Onze jours après leur pétition, le « greffier en chef du tribunal correctionnel de Metz reconnaît avoir reçu du citoyen Henri Sicque une déclaration en datte du vingt huit thermidor an sept républicain », et leur donne acte « du dépot dicelle ».

Le greffier, véritable Ponce Pilate, constate la déclaration, en donne acte, n'approuve ni ne désapprouve la démarche des habitants de Moulins.

Archives municipales de Moulins

8 Septembre 1799 - Le Serment de Haine du RP Viart

 

À nouveau incarcéré pour « avoir transgressé les lois », Nicolas Tourelle ne peut plus assurer son ministère. « Le citoyen Jean Nicolas Viart résidant a Metz rue du cerf proche le cartier coilin », avant de prendre ses fonctions de ministre du culte, se rend au greffe et « fait la déclaration dont la teneur suit : je reconnais que l’universalité du citoyen français est le souverain et je promets soumission et obéissance aux lois de la République est (et) a prêter le serment de haine à la Royauté et monarchie et fidélité à la République française est (et) a (la) Constitution de l’an trois ... ».

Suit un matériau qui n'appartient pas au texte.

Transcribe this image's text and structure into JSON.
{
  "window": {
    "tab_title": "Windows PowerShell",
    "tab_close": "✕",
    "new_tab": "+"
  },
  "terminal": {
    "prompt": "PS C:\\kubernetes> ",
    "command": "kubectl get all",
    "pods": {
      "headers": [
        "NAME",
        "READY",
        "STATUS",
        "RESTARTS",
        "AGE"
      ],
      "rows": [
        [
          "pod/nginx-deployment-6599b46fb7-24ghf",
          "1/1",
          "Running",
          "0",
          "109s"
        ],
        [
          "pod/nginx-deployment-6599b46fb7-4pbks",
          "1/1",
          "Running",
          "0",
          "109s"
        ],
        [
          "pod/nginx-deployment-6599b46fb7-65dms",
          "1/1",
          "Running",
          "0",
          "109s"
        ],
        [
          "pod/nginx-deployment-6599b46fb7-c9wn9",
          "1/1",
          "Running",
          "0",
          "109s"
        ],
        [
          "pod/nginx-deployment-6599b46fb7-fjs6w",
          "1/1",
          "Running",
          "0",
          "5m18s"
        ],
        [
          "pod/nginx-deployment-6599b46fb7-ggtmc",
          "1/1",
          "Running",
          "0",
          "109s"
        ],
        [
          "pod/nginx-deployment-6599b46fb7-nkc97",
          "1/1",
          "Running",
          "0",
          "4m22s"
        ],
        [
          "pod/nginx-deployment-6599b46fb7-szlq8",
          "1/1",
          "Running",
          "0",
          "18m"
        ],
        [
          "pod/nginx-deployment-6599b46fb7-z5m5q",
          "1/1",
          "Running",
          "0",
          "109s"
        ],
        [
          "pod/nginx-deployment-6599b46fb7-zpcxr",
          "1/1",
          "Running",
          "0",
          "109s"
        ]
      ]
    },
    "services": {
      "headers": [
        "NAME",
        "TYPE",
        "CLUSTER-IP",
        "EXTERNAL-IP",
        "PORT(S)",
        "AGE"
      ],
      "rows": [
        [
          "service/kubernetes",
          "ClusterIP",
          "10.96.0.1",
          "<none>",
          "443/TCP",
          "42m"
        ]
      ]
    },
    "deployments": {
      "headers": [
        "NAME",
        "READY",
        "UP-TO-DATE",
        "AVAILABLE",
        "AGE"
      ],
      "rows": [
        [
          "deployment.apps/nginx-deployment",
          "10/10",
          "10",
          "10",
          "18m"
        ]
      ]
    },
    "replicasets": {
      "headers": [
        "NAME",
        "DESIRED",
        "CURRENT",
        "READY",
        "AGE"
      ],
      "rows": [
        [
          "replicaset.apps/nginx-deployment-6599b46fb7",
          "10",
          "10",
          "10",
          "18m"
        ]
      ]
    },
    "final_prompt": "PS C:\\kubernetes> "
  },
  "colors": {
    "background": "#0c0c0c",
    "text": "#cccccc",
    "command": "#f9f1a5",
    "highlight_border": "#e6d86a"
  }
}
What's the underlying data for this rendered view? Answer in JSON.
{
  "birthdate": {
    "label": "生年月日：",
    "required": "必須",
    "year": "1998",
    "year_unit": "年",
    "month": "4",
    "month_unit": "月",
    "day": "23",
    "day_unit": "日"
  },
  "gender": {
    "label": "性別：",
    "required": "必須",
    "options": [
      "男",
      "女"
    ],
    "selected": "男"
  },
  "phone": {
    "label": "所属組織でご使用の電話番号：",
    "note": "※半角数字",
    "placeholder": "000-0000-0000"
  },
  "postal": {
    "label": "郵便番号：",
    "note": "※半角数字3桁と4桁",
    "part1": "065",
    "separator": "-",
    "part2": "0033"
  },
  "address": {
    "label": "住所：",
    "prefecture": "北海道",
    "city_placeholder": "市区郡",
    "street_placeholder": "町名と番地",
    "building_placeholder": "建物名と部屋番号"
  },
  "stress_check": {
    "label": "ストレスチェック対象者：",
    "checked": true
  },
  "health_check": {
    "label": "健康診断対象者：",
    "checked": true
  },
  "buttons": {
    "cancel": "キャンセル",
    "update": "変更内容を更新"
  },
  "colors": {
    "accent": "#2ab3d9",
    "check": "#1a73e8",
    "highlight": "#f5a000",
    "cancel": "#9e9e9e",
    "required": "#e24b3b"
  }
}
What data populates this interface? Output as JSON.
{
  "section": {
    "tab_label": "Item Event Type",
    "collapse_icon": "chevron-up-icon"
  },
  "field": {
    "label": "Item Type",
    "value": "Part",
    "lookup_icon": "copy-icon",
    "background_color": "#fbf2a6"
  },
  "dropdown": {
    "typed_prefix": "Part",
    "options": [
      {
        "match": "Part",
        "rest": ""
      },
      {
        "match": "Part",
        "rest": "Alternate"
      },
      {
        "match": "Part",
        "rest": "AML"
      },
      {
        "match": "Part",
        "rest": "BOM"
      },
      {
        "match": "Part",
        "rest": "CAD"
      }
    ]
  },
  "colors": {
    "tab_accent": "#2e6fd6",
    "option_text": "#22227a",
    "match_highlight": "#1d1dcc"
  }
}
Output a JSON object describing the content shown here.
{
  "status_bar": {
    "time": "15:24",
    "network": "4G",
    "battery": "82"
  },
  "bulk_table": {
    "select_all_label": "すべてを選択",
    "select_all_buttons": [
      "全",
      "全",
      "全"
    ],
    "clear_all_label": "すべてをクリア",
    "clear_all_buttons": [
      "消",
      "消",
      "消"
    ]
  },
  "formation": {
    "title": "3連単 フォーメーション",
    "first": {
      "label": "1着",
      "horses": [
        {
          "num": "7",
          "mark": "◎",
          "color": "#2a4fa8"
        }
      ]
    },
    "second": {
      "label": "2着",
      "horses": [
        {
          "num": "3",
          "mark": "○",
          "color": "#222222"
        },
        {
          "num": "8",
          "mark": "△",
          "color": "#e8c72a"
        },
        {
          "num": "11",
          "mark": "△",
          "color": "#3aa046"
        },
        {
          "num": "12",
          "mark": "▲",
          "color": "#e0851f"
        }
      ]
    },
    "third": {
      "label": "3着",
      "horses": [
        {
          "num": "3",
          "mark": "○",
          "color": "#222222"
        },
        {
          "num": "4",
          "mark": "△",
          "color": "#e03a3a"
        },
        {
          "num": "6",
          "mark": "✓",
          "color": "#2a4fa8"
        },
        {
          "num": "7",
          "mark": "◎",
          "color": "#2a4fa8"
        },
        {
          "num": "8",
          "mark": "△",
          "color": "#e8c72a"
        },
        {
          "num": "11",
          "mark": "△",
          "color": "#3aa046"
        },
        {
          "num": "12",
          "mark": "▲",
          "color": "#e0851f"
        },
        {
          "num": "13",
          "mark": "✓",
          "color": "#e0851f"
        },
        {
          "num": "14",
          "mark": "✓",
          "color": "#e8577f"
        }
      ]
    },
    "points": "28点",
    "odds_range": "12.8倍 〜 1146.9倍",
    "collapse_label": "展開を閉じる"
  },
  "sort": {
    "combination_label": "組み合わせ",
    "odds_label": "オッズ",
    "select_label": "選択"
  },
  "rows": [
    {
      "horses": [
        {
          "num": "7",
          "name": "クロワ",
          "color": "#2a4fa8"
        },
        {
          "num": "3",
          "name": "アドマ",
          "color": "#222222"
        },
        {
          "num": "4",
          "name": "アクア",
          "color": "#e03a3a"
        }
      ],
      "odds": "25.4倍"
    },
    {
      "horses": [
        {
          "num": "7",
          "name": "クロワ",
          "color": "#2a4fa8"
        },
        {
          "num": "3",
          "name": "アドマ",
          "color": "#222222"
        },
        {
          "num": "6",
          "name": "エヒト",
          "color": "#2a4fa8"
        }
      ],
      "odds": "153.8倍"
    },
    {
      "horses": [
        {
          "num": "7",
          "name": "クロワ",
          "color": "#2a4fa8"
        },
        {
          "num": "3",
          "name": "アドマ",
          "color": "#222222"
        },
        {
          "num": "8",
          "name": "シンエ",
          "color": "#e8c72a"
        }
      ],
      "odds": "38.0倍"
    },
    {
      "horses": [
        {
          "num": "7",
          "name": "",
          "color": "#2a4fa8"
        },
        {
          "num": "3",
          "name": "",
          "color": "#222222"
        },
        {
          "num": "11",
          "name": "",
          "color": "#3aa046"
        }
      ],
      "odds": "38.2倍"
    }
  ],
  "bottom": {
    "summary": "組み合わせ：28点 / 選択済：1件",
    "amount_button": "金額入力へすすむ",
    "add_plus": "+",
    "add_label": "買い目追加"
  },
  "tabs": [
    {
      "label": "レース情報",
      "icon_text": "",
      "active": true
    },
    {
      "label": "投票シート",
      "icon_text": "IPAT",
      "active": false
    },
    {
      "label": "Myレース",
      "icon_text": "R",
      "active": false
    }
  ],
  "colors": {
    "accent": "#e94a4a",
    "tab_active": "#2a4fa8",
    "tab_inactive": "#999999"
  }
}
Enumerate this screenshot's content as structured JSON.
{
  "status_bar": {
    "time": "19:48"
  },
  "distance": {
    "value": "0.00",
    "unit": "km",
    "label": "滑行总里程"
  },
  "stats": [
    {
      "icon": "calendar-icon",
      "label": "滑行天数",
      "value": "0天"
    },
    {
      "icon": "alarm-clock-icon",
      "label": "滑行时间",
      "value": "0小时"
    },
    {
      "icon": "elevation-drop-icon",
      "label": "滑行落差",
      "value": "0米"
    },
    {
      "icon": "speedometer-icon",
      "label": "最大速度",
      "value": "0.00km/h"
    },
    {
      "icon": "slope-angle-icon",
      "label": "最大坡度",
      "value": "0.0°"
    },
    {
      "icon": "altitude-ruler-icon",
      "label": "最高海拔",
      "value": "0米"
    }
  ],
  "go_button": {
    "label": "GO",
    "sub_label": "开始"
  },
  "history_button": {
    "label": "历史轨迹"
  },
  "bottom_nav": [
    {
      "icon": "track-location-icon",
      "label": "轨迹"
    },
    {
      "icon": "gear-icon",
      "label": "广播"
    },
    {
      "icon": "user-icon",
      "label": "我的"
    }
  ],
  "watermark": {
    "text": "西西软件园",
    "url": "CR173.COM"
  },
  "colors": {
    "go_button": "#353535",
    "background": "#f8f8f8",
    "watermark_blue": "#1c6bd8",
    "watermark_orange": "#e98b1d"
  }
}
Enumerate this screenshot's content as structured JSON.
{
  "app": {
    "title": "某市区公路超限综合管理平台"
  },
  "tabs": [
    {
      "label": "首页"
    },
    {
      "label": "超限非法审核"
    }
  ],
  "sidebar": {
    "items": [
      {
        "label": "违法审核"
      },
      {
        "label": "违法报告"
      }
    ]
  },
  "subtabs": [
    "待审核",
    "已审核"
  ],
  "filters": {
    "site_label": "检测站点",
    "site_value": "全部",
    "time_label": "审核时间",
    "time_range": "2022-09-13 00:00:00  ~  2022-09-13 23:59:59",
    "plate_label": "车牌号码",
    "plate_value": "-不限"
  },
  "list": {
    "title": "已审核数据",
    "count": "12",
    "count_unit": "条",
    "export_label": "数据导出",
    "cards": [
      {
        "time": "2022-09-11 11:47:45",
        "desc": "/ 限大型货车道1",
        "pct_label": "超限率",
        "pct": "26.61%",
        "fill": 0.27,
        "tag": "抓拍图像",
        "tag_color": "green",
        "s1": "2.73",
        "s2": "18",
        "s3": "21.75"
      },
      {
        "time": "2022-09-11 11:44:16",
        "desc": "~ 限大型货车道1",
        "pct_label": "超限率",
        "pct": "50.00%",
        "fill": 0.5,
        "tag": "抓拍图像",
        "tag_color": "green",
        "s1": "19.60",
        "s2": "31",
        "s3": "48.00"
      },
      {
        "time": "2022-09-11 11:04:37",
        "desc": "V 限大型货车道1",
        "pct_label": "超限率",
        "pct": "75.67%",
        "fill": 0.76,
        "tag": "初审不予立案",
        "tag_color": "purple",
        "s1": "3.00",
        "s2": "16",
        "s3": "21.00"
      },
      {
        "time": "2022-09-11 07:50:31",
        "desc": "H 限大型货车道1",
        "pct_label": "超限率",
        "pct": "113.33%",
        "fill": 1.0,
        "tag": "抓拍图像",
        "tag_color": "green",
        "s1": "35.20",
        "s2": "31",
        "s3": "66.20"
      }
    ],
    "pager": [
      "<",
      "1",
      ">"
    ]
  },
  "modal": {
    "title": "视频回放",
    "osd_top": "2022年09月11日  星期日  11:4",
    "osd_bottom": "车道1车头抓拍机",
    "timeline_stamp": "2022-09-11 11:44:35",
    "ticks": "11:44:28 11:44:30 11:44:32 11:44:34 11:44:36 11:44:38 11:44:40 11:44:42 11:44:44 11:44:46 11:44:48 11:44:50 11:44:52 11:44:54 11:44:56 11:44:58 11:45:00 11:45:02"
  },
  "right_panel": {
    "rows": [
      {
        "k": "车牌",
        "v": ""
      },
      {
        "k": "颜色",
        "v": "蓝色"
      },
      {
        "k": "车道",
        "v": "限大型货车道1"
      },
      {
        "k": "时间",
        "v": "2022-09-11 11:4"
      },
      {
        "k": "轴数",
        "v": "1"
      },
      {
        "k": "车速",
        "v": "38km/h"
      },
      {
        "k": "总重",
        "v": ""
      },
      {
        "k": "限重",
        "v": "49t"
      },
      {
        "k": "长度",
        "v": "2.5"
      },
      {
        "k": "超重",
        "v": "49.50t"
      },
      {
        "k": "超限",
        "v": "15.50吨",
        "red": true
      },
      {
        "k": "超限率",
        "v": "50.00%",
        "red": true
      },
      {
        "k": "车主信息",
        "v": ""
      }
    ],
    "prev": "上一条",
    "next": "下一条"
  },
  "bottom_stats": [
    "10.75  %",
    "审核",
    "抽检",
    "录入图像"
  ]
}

Âgé de soixante-douze ans, « le citoyen Jean Nicolas Viart », n'est autre que le Révérend Père Viart, de l'ordre des Récollets franciscains. Lors de la suppression des ordres religieux, le 13 février 1790, le Père Viart fut le seul membre de la communauté - elle comprenait six pères et six frères lais - à vouloir quitter le couvent des Récollets (aujourd'hui Institut Européen d'Écologie).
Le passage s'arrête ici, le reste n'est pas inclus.